Enrico Compagnoni, testimone per lo sport e per la comunità

Il ricordo del professor Fabio Macedoni dopo la notizia della morte dell'illustre personalità passotreiese

La prima formazione della Cept del 1975 con Enrico Compagnoni (in piedi, il primo da sinistra)

Riceviamo e pubblichiamo dal professor Fabio Macedoni un ricordo del passotreiese Enrico Compagnoni, morto ieri, sabato 12 marzo, all’età di 80 anni. Compagnoni è stata una delle più attive personalità della comunità treiese, sia a Passo di Treia, dove abitava, sia in tutto il territorio comunale. Amministratore e amante dello sport, è stato anche presidente del comitato promotore del Carnevale e tra i responsabili nella parrocchia per le Confraternite. I funerali si svolgeranno domani pomeriggio, lunedì 14 marzo, alle 15.30, presso la chiesa della Natività di Passo di Treia

Mi sono sembrati un po’ riduttivi o almeno incompleti i piccoli “coccodrilli” apparsi su diverse testate per commemorare Enrico Compagnoni. Di Enrico vorrei ricordare un aspetto, importantissimo, che ha visto la luce e si è sviluppato nel Comune di Treia, a partire dal 1975. Parlo della società sportiva Cept (Compagnoni Enrico Passo Treia) e della pallavolo treiese.

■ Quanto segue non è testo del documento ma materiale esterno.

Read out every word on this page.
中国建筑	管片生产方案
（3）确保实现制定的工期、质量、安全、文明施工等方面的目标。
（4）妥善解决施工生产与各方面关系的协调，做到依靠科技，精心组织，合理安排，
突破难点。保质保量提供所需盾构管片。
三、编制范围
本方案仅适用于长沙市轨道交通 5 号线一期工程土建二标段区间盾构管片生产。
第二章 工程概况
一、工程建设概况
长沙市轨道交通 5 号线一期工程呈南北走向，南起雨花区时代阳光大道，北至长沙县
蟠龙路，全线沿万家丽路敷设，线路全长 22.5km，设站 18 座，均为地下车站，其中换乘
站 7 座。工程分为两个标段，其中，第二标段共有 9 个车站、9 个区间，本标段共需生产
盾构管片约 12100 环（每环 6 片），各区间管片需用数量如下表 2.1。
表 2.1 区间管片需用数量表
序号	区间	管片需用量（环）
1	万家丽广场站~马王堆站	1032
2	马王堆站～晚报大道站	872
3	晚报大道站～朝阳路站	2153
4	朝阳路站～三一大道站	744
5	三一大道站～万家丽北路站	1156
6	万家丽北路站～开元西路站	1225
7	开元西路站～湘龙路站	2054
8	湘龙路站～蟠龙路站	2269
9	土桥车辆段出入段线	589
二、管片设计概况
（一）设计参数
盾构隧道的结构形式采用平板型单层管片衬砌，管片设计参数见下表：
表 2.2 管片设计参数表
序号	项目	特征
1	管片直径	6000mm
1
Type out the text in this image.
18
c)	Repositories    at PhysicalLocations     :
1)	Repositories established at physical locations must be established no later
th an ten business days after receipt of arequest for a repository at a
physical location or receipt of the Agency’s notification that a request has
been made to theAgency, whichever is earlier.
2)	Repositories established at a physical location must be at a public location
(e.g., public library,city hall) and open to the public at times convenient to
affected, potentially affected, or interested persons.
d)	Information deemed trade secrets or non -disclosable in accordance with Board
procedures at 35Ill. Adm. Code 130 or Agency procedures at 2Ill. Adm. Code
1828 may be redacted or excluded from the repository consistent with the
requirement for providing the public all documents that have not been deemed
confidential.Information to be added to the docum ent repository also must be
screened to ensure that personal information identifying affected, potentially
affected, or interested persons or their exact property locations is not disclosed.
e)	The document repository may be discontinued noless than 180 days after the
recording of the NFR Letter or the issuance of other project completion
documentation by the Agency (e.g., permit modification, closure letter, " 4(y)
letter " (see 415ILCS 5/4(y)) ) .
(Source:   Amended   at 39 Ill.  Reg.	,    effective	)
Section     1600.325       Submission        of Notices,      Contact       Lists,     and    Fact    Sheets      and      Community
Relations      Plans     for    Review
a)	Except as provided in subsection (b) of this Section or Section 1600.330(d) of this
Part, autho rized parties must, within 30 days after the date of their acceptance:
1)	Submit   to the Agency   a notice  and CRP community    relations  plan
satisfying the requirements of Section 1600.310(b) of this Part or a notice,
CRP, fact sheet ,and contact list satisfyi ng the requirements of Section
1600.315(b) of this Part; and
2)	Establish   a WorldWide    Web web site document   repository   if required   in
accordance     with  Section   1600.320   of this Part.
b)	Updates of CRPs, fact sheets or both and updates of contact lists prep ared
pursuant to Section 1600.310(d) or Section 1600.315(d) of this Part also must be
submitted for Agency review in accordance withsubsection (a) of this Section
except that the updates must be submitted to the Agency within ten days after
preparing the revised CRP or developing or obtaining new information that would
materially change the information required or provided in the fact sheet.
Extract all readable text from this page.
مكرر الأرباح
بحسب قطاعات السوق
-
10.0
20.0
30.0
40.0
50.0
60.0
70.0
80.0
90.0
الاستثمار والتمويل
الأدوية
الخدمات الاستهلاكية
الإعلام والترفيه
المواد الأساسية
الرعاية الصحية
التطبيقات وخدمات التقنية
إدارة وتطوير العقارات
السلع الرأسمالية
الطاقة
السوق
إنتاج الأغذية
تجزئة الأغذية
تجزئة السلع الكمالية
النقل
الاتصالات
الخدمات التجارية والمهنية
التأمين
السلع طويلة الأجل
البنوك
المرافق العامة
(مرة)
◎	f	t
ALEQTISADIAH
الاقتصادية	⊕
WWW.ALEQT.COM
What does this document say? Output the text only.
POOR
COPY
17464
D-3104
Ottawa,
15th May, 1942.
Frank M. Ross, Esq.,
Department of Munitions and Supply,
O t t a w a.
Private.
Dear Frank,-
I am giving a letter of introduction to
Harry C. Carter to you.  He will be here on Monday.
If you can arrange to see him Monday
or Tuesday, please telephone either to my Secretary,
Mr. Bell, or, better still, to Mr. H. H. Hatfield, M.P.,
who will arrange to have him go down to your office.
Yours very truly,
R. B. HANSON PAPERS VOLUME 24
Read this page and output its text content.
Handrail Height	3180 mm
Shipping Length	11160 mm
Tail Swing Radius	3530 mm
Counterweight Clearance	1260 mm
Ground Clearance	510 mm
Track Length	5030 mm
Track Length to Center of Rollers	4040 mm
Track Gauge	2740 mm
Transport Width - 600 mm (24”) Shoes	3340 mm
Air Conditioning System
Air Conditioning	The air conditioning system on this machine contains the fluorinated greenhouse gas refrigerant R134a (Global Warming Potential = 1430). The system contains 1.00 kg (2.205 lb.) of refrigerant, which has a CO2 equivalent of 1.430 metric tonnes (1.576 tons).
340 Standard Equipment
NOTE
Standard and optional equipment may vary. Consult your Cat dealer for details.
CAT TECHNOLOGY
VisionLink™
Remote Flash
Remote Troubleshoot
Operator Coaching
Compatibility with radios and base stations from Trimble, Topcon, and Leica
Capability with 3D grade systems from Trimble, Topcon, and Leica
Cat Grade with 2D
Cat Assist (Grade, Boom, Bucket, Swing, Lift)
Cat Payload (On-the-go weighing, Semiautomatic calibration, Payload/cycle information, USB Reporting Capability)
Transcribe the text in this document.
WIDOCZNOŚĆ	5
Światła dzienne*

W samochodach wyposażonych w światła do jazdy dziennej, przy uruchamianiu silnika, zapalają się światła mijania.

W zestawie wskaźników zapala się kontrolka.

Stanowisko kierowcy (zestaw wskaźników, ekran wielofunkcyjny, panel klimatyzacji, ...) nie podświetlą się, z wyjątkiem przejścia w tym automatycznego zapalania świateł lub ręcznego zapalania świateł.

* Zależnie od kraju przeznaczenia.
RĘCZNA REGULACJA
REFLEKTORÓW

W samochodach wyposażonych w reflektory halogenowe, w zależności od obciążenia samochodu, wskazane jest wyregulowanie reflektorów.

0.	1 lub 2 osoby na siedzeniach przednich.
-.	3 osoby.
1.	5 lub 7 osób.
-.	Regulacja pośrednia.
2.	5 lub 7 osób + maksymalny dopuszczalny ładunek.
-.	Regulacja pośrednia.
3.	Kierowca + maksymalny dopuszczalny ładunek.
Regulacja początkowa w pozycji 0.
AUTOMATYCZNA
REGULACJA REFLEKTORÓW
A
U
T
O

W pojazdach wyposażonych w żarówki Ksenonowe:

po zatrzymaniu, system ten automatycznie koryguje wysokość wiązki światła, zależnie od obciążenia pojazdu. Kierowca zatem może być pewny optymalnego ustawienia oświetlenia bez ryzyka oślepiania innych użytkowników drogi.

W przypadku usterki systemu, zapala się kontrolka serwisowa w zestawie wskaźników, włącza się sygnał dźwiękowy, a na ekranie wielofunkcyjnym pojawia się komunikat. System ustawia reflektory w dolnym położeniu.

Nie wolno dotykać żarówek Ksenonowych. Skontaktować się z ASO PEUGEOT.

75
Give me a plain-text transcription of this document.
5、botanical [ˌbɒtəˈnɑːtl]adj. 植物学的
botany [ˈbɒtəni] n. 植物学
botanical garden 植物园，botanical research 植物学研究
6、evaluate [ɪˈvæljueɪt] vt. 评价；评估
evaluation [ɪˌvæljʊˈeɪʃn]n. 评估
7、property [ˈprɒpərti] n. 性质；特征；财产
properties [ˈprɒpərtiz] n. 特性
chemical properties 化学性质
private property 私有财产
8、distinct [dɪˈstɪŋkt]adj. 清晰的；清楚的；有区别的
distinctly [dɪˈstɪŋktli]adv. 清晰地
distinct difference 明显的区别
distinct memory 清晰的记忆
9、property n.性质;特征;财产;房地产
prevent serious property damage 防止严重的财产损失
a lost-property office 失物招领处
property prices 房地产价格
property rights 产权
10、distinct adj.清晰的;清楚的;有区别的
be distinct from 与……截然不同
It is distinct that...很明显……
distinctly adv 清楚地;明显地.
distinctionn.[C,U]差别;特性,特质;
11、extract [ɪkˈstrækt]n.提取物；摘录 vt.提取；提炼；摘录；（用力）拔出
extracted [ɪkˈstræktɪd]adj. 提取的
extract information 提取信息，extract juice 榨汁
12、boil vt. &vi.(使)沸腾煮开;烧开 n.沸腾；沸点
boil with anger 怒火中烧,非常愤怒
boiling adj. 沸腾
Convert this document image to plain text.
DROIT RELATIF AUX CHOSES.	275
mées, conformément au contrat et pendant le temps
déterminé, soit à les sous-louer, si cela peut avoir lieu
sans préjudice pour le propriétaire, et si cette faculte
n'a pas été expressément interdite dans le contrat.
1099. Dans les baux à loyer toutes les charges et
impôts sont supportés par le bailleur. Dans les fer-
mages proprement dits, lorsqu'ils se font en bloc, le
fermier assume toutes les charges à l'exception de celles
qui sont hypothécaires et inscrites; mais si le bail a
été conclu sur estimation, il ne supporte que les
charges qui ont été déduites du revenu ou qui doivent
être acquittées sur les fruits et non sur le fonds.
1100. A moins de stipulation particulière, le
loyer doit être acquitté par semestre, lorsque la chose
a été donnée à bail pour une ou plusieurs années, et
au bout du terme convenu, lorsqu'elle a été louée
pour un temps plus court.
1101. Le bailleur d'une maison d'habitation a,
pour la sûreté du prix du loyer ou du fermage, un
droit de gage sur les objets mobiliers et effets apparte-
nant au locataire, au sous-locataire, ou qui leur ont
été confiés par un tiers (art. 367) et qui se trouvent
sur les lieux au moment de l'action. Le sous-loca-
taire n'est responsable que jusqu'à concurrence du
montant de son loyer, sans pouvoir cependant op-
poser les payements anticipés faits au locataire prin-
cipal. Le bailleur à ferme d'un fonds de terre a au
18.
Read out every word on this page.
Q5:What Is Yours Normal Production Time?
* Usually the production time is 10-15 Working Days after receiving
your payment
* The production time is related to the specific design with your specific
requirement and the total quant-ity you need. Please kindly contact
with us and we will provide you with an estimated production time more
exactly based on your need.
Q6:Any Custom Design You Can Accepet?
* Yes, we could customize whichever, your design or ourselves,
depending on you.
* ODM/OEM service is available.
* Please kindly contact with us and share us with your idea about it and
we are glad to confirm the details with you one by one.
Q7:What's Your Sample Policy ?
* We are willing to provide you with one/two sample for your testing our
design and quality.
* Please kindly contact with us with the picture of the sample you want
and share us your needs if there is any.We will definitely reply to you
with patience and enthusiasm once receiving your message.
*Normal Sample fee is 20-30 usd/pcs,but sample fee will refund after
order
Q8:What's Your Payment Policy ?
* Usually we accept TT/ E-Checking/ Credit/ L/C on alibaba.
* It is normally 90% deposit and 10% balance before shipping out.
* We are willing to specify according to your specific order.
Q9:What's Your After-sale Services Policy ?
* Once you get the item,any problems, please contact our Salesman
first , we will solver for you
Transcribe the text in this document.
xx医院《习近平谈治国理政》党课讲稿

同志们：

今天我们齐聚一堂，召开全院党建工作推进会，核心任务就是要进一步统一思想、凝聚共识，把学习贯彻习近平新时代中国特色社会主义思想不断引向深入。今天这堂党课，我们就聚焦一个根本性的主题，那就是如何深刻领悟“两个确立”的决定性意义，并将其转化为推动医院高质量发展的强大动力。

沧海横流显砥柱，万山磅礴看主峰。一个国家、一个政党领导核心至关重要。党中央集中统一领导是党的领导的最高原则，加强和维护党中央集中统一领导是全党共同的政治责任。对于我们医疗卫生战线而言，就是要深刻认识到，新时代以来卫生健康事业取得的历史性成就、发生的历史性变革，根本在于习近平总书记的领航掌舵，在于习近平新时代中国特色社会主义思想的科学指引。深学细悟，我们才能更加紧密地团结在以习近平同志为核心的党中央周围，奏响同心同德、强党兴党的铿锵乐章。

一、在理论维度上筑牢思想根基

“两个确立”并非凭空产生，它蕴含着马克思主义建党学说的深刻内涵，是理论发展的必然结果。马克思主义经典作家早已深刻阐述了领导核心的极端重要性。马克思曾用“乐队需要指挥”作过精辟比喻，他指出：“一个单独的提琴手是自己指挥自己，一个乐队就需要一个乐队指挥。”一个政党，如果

Il suo entusiasmo iniziale era pari alla sua pressoché totale ignoranza sul conto di questa disciplina: lui aveva esperienza di calcio, più indiretta (il fratello Giovanni, al quale è dedicato il Campo sportivo di Passo di Treia, ndr.) che diretta. Il tuffo nel volley fu un battesimo e finalmente anche la squadra di Treia (prima “Don Bosco” e poi “Circolo Cittadino”) ebbe un’uniforme di gioco vera e propria, con tanto di borsoni e tute.

Oggi si potrebbe sorridere, ma quella fu la cosa più soddisfacente, per iniziare, di quella squadra; formazione quasi tutta passotreiese. La società si sviluppò, aprì al femminile, fu la prima in provincia a praticare il minivolley e anche a organizzare tornei di minivolley prima e di beach volley poi, in piazza.

Sono certo che, oggi, saranno in tanti a ricordare Enrico Compagnoni e le sue cene sociali a base rigorosa di polli arrosto, le trasferte della squadra fatte anche con i furgoni del mattatoio, le tante partite giocate, l’attività poderosa organizzata per tutte le fasce di età.

Ma soprattutto sono stati tantissimi le ragazze e i ragazzi che, grazie a questa società e a questo presidente illuminato, oltre a praticare una bellissima disciplina sportiva oltrepassarono la famigerata barriera delle frazioni: la Cept rappresentò, per tutta la sua durata, l’unica società di pallavolo del Comune.

Aneddoti, episodi, risultati, pratica sportiva soprattutto, fino ad arrivare in C2: nel 1990, poi, questa società diede vita, opera e testa al progetto Volley Lube che, più recentemente, tutti hanno avuto modo di apprezzare. Anche la vita da amministratore pubblico non fu secondaria, avendo ricoperto Enrico anche il ruolo di vice sindaco.

Quello che, però, resta, come eredità spirituale di Enrico, è la sua costante giovialità, il suo sorriso, il suo ottimismo, la sua voglia di vivere e fare bene: valori che riuscì ad istillare anche nei giovani praticanti lo sport. Era anche un prodotto autentico della frazione: cortese, educato, incapace, dentro l’azienda, di parlare a bassa voce, disponibile, ma sempre schietto e genuino: affatto politico.

Oggi si può solo dire grazie a questa persona che è partita per il viaggio che accomuna tutti: un grazie più sentito da tutti noi che abbiamo condiviso l’esperienza pallavolistica.